Watch: Dramatic Rescues Show Intensity of China’s Deadly Floods

Both professional rescuers and helpful neighbours pitched in across south and central China to aid those who were stranded by extreme flooding.

Recent flooding in China has caused some people to be stranded—and led to dramatic rescues.

In the video above, both professional rescuers and helpful neighbours are shown pulling people out of harm’s way in the flood zone. Rushing water causes buildings to collapse and large trucks to be swept away at a moment’s notice.

Historically, flooding is common in south and central China during the rainy season from June through September, but the Chinese government has stated that extreme weather events like rainstorms and typhoons are happening more often in recent years. This season’s floods have killed dozens of people and displaced more than a million so far.

The China Global Television Network says search-and-rescue teams are getting better at rescuing people from floods because of better technology being developed, and the New York Times noted this as well.

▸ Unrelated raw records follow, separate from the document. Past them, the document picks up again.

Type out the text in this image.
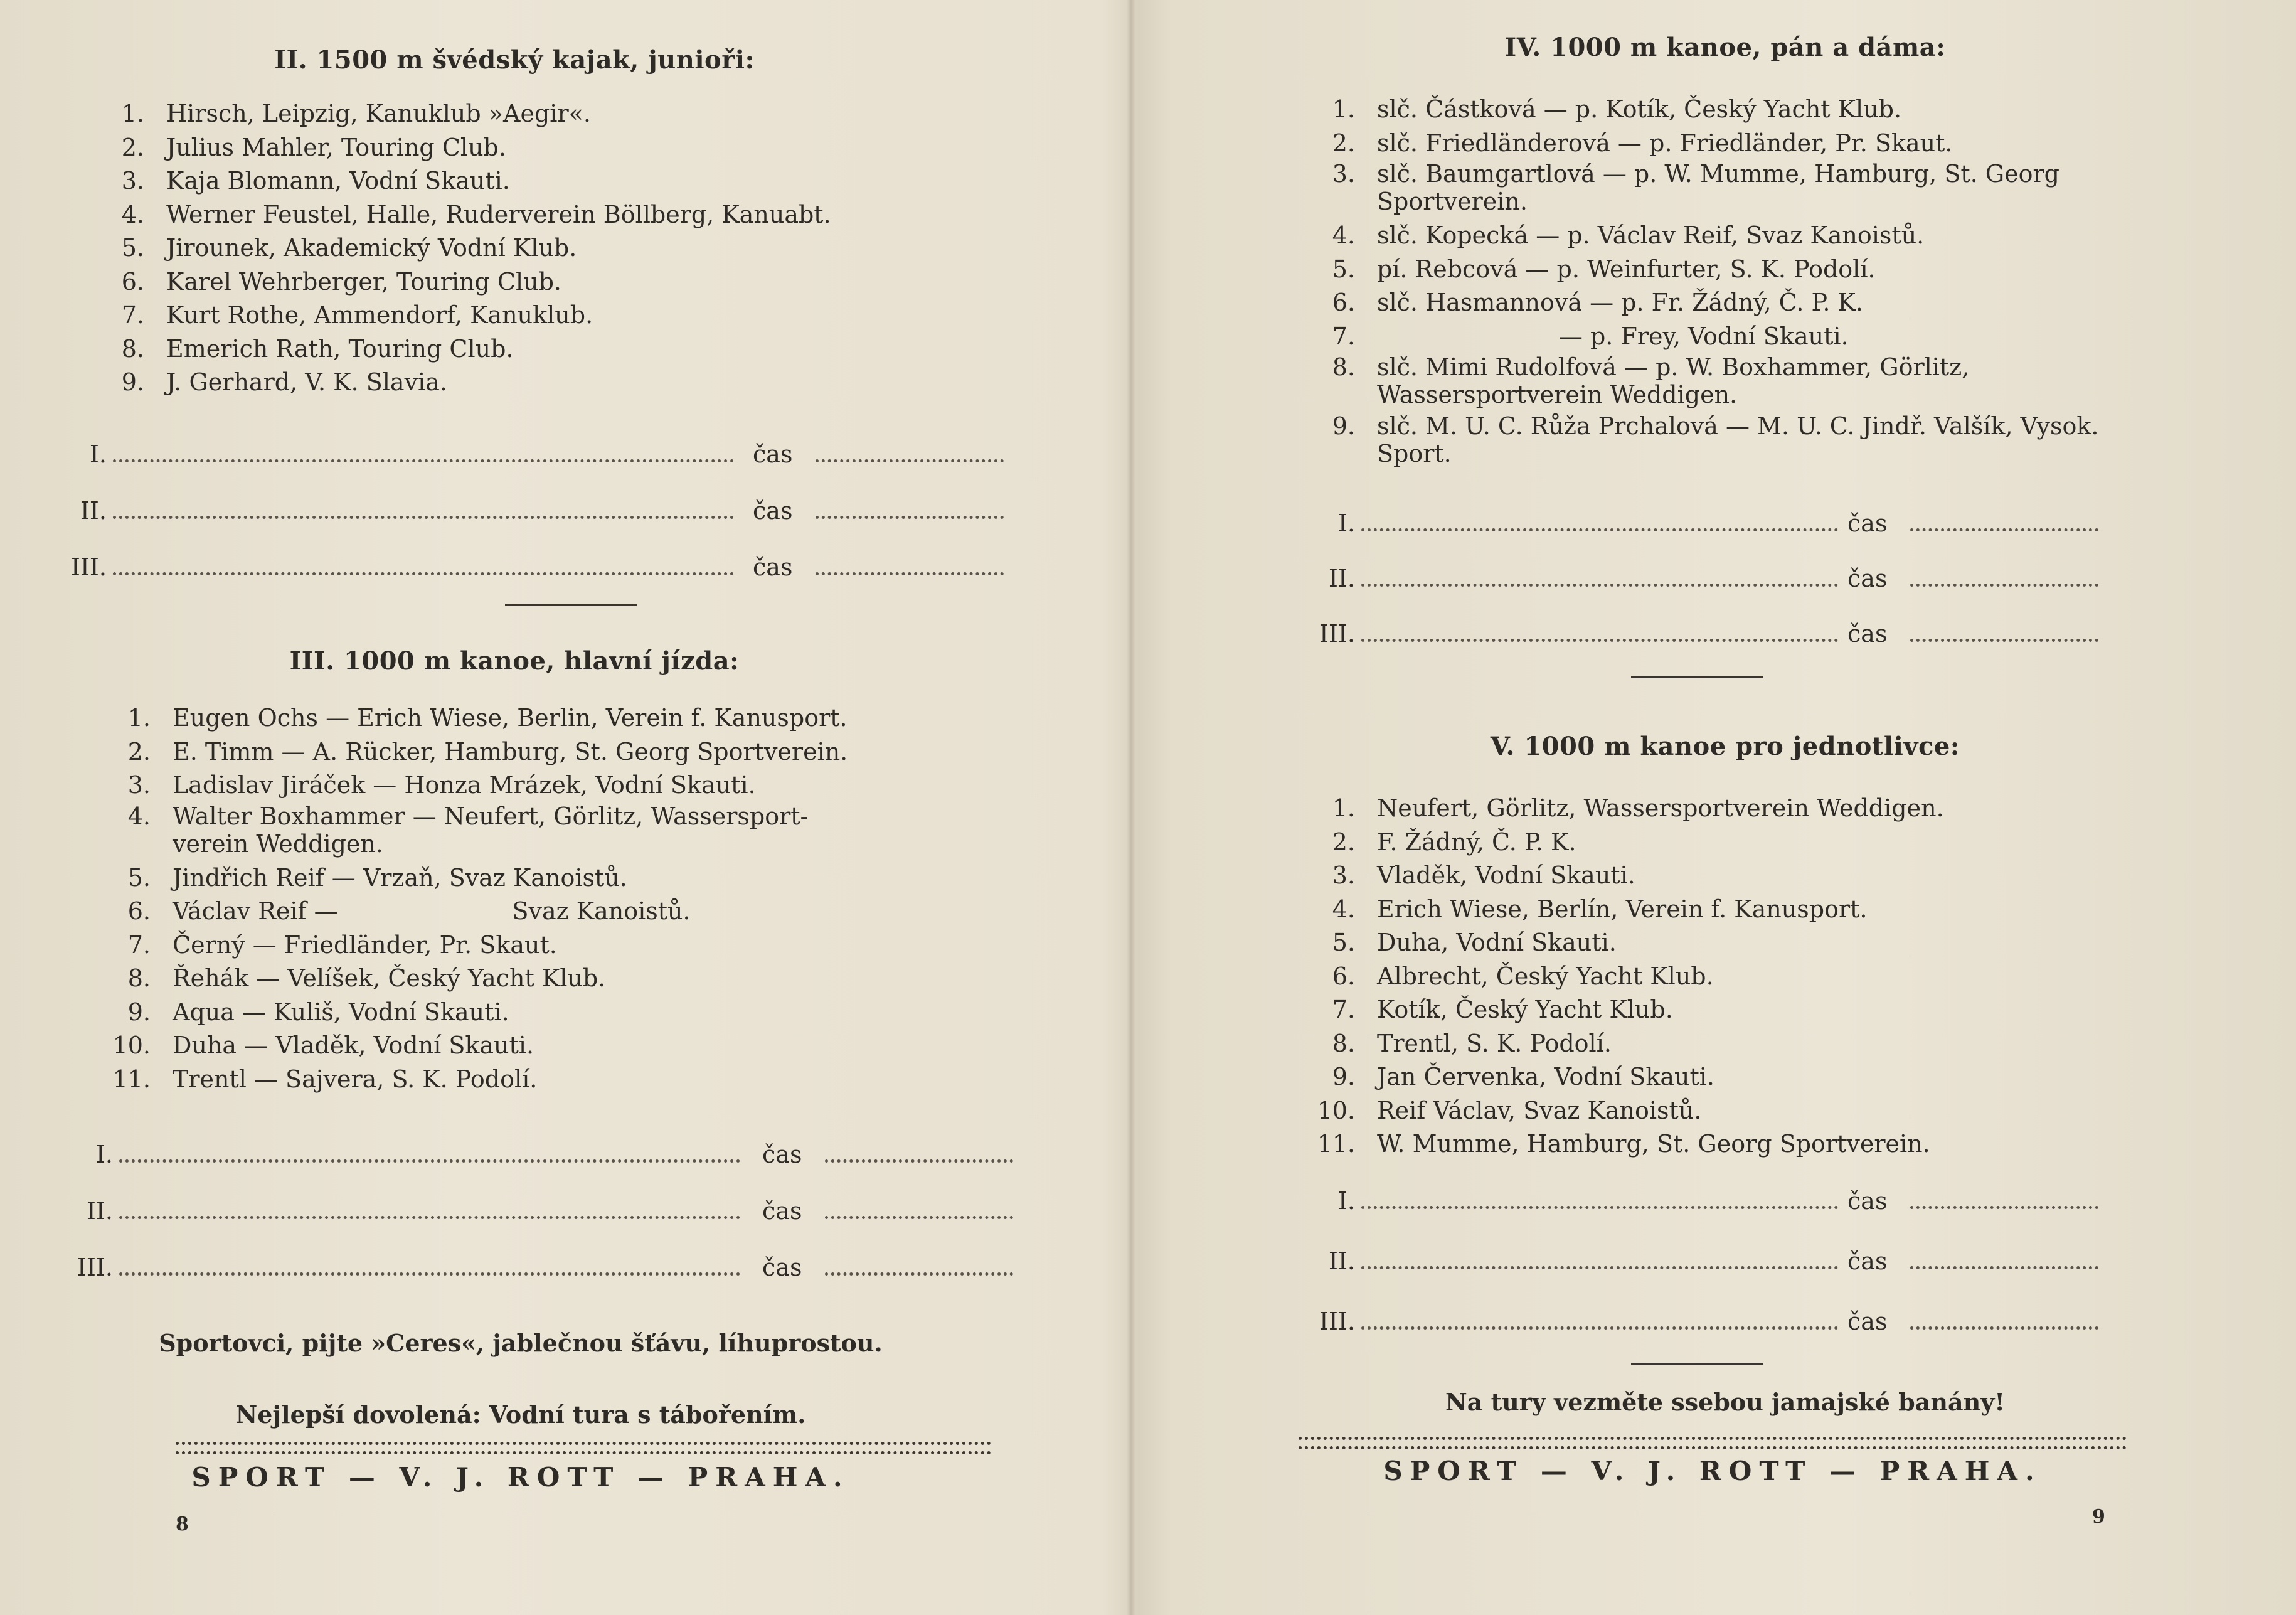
II. 1500 m švédský kajak, junioři:
1. Hirsch, Leipzig, Kanuklub »Aegir«.
2. Julius Mahler, Touring Club.
3. Kaja Blomann, Vodní Skauti.
4. Werner Feustel, Halle, Ruderverein Böllberg, Kanuabt.
5. Jirounek, Akademický Vodní Klub.
6. Karel Wehrberger, Touring Club.
7. Kurt Rothe, Ammendorf, Kanuklub.
8. Emerich Rath, Touring Club.
9. J. Gerhard, V. K. Slavia.
I.	čas
II.	čas
III.	čas
III. 1000 m kanoe, hlavní jízda:
1. Eugen Ochs — Erich Wiese, Berlin, Verein f. Kanusport.
2. E. Timm — A. Rücker, Hamburg, St. Georg Sportverein.
3. Ladislav Jiráček — Honza Mrázek, Vodní Skauti.
4. Walter Boxhammer — Neufert, Görlitz, Wassersport-verein Weddigen.
5. Jindřich Reif — Vrzaň, Svaz Kanoistů.
6. Václav Reif —                       Svaz Kanoistů.
7. Černý — Friedländer, Pr. Skaut.
8. Řehák — Velíšek, Český Yacht Klub.
9. Aqua — Kuliš, Vodní Skauti.
10. Duha — Vladěk, Vodní Skauti.
11. Trentl — Sajvera, S. K. Podolí.
I.	čas
II.	čas
III.	čas
Sportovci, pijte »Ceres«, jablečnou šťávu, líhuprostou.
Nejlepší dovolená: Vodní tura s tábořením.
SPORT — V. J. ROTT — PRAHA.
8
IV. 1000 m kanoe, pán a dáma:
1. slč. Částková — p. Kotík, Český Yacht Klub.
2. slč. Friedländerová — p. Friedländer, Pr. Skaut.
3. slč. Baumgartlová — p. W. Mumme, Hamburg, St. Georg Sportverein.
4. slč. Kopecká — p. Václav Reif, Svaz Kanoistů.
5. pí. Rebcová — p. Weinfurter, S. K. Podolí.
6. slč. Hasmannová — p. Fr. Žádný, Č. P. K.
7. — p. Frey, Vodní Skauti.
8. slč. Mimi Rudolfová — p. W. Boxhammer, Görlitz, Wassersportverein Weddigen.
9. slč. M. U. C. Růža Prchalová — M. U. C. Jindř. Valšík, Vysok. Sport.
I.	čas
II.	čas
III.	čas
V. 1000 m kanoe pro jednotlivce:
1. Neufert, Görlitz, Wassersportverein Weddigen.
2. F. Žádný, Č. P. K.
3. Vladěk, Vodní Skauti.
4. Erich Wiese, Berlín, Verein f. Kanusport.
5. Duha, Vodní Skauti.
6. Albrecht, Český Yacht Klub.
7. Kotík, Český Yacht Klub.
8. Trentl, S. K. Podolí.
9. Jan Červenka, Vodní Skauti.
10. Reif Václav, Svaz Kanoistů.
11. W. Mumme, Hamburg, St. Georg Sportverein.
I.	čas
II.	čas
III.	čas
Na tury vezměte ssebou jamajské banány!
SPORT — V. J. ROTT — PRAHA.
9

The Chinese government also put out a statement in May that their emergency rescue teams needed to be ready for this year’s flood season.

During the rainy season in 2016, flooding was more intense than usual, causing more than 150 deaths. During the entire year of 2016, rainfall was 16 percent higher than average.

Extreme flooding happens when torrential downpours last for days, overwhelming rivers. It is likely being made worse by rising temperatures across the globe, since multiple studies have suggested a warming climate makes monsoons worse in Asia. China often receives heavy rains after a strong El Nino year, according to Nasa’s Earth Observatory, and studies have shown that climate change may be making El Nino stronger. However, it is hard to pinpoint a single extreme weather event as being directly caused by climate change.

In addition, the impact that floods have in the region has worsened because of changes made to the environment for development and infrastructure. Natural elements like mangroves and forests around the area’s rivers, which used to lessen the effects of rising flood waters by providing a barrier, have been removed and paved over to make way for roads and buildings.

Many people have moved to the region in recent years to find work in factories that make goods sold around the world. The flooding puts the people and the products they make at risk as well, so the potential damage is both immediate for the people there and more long-term for companies who built factories there.